I’ll tell them that mothers and fathers are both needed in families because they each provide a unique contribution, but that there is a huge amount of overlap in what they are each capable of doing. I’ll tell them to should choose a profession they think they’ll enjoy and get the education needed to do it (This is a little different from the what I’ve heard Church leaders say, that is, to get all the education you can but not necessarily to use that education in the workplace if you’re a woman). Then I’ll tell them that work experience is just as important as a degree when you’re on the job market, so get some work experience on your resume before you have children. I’ll say if and when your children are born, you may be surprised to find how strong the desire to be with them is, and you may want to quit working or cut back to part time (I’ll tell this to my daughter and my son, although obviously both parents can’t quit working!). But when you find yourself ready (or required) to re-enter the work force, you’ll have a resume that will smooth your path if you take the necessary preparations. I don’t think any of these ideas are terribly radical, I don’t think they completely deny gender essentialism, and I think they’d set young families up for a life of fewer financial reversals than one-income families are vulnerable to. They are, however, a little different from the cultural expectations of the Mormonism in the 20th century, which were to marry young, have children soon after, and have a mother not in the work force.
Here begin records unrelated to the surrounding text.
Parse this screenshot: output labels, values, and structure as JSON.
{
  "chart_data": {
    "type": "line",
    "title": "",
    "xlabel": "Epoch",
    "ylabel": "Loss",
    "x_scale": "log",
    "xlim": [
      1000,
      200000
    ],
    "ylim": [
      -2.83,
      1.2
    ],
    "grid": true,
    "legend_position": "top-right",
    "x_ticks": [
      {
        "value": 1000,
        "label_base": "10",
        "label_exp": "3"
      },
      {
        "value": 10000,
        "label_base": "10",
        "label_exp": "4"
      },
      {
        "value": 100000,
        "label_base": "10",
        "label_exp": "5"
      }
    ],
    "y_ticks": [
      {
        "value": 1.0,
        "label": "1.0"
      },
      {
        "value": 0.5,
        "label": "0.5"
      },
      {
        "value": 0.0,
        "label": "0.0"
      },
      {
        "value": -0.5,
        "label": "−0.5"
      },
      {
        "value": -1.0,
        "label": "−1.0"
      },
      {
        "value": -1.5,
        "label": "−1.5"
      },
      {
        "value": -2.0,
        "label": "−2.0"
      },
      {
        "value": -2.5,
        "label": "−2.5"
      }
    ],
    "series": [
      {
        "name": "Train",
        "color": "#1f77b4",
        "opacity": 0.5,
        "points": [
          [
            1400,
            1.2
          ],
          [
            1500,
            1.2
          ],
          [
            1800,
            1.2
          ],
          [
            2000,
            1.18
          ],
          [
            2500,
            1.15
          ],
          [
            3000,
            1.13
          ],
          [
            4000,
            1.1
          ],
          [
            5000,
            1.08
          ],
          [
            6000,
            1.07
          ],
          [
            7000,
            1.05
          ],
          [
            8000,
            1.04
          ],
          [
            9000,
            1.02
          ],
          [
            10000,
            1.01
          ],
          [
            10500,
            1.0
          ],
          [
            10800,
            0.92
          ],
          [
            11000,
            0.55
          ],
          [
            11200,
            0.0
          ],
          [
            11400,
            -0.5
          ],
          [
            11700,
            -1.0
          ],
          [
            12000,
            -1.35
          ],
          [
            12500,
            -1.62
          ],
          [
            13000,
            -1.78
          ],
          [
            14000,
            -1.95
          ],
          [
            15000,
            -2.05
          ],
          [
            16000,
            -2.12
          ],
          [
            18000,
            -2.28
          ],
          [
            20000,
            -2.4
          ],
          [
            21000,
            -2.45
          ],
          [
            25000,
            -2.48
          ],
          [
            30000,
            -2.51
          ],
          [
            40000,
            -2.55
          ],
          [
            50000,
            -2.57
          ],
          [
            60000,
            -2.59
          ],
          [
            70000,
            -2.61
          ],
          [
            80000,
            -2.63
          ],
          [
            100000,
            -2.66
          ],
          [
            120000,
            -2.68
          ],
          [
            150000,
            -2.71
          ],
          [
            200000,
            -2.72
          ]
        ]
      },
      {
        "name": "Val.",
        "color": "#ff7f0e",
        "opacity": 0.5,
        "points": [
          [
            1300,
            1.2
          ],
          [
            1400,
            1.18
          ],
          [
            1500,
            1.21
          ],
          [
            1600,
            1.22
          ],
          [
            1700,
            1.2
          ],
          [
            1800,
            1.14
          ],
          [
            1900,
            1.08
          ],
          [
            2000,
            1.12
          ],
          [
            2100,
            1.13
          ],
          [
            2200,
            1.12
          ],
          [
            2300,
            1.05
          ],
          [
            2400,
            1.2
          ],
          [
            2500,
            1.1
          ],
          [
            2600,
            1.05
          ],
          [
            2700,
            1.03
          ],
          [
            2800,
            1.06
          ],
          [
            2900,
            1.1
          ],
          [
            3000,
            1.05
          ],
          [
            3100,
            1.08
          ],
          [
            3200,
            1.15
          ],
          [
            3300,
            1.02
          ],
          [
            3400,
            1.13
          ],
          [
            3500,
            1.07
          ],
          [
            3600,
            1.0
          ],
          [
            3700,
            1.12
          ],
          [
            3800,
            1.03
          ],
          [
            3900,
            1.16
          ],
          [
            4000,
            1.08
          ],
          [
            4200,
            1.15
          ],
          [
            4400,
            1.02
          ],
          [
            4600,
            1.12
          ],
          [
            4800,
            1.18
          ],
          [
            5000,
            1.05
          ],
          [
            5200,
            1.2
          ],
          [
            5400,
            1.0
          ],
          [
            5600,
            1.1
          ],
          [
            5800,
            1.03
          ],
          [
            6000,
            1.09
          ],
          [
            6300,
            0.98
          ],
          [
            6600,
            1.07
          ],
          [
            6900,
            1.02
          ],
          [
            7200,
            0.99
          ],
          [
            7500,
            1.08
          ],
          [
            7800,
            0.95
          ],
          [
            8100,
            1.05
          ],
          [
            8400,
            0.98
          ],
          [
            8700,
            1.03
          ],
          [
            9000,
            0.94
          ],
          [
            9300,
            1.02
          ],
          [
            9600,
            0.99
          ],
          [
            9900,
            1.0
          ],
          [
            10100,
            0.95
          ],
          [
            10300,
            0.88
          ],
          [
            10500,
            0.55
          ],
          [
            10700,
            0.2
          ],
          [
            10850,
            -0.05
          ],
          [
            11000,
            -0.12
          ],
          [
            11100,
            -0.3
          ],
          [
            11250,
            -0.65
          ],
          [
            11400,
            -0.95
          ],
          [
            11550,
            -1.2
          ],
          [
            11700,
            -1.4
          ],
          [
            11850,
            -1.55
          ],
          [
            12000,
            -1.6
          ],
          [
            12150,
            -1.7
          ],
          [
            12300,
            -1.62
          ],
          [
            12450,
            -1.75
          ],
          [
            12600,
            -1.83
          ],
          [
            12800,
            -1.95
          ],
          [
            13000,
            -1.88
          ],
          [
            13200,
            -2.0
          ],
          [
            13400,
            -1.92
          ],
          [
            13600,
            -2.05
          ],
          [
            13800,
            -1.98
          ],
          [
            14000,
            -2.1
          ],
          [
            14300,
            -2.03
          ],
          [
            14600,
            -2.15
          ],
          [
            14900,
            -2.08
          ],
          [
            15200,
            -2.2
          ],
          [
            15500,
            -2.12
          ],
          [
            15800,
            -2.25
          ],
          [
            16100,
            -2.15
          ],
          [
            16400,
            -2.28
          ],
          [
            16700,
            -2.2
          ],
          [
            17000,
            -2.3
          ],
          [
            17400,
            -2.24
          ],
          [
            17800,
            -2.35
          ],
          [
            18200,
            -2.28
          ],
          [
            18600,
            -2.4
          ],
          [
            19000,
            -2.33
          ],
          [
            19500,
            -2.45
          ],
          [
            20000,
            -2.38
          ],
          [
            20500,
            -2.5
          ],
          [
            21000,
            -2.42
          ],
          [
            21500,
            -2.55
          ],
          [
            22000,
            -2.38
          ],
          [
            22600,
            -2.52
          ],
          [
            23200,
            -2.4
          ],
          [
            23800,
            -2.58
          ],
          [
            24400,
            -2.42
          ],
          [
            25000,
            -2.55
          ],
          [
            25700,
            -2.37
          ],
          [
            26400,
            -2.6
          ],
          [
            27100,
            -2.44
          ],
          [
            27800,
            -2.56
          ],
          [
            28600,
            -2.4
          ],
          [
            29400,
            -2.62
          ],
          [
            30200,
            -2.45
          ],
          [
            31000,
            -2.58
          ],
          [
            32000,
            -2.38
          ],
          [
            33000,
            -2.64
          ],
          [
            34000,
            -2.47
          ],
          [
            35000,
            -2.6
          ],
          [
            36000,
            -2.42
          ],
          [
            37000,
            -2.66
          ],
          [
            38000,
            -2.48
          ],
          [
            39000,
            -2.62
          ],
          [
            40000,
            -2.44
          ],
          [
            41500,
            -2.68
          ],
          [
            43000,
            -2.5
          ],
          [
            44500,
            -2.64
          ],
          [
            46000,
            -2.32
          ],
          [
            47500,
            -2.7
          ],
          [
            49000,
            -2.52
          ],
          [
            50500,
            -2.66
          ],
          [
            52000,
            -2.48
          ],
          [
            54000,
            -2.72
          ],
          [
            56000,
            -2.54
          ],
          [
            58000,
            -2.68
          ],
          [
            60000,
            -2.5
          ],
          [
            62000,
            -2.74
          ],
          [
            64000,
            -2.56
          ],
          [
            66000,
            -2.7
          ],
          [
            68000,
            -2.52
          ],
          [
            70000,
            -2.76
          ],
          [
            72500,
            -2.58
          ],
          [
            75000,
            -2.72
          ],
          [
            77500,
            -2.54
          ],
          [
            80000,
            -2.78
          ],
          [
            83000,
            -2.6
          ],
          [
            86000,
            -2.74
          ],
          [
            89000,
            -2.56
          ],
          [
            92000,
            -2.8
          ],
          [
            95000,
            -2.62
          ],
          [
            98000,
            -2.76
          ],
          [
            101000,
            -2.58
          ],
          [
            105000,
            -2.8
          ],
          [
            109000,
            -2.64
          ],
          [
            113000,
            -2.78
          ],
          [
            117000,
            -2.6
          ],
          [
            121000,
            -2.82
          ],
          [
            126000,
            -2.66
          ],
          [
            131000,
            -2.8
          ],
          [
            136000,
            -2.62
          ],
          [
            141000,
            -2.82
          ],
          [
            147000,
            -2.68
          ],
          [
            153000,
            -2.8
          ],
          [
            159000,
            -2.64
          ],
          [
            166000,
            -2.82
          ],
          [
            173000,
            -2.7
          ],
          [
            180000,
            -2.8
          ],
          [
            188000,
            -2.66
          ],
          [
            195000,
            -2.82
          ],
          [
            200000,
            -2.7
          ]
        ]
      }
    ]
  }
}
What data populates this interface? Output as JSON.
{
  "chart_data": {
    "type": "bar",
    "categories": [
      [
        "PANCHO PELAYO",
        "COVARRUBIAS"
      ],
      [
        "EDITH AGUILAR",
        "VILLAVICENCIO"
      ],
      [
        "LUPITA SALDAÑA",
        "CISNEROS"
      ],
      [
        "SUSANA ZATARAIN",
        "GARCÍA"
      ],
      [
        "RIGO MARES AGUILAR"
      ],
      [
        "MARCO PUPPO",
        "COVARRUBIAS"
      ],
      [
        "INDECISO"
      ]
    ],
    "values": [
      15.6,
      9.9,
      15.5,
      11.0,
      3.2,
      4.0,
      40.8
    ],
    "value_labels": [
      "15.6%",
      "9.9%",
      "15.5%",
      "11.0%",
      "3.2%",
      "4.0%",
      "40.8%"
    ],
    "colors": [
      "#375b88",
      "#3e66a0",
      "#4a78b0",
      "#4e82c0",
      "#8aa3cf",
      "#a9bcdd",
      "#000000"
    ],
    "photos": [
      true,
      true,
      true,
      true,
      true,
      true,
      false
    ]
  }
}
Marriage patterns in America are changing. The November 29 issue of TIME reported that fewer adults are married than ever before, more people are living alone, the age of first marriages is increasing, and more kids are born to unmarried women. These trends affect Mormons, too, although perhaps for reasons different from the general population. I think young, single Mormons are challenged by navigating the traditional gender roles promulgated by the church in relation to the realities of modern living. For example a male friend of mine and his girlfriend recently broke up in part because he wasn’t comfortable with her career goals and in part because she doubted his ability to solely provide for a family. It was unfortunate because they were well matched in many ways, but in his case fear of modernity got in the way and in her case the problem was fear being subject to President Hinckley’s prediction about women given in a talk to young men titled “Living Worthy to the Girl You Will Someday Marry.” He said, “The girl you marry will take a terrible chance on you. She will give her all to the young man she marries. He will largely determine the remainder of her life.” A feminist would be less willing to take that chance.
I was less than willing to take that chance. But what I didn’t understand in college is that life is full of trade-offs, and no one can have it all. I have mitigated financial risk to myself, but as they say on the NPR program “Car Talk,” the working mother committee is headed by Erasmus B. Draggin. It’s hard doing it all. There are things I would change if I could do it all over again, but exposing myself to the risks of the financially dependent woman is not one of them.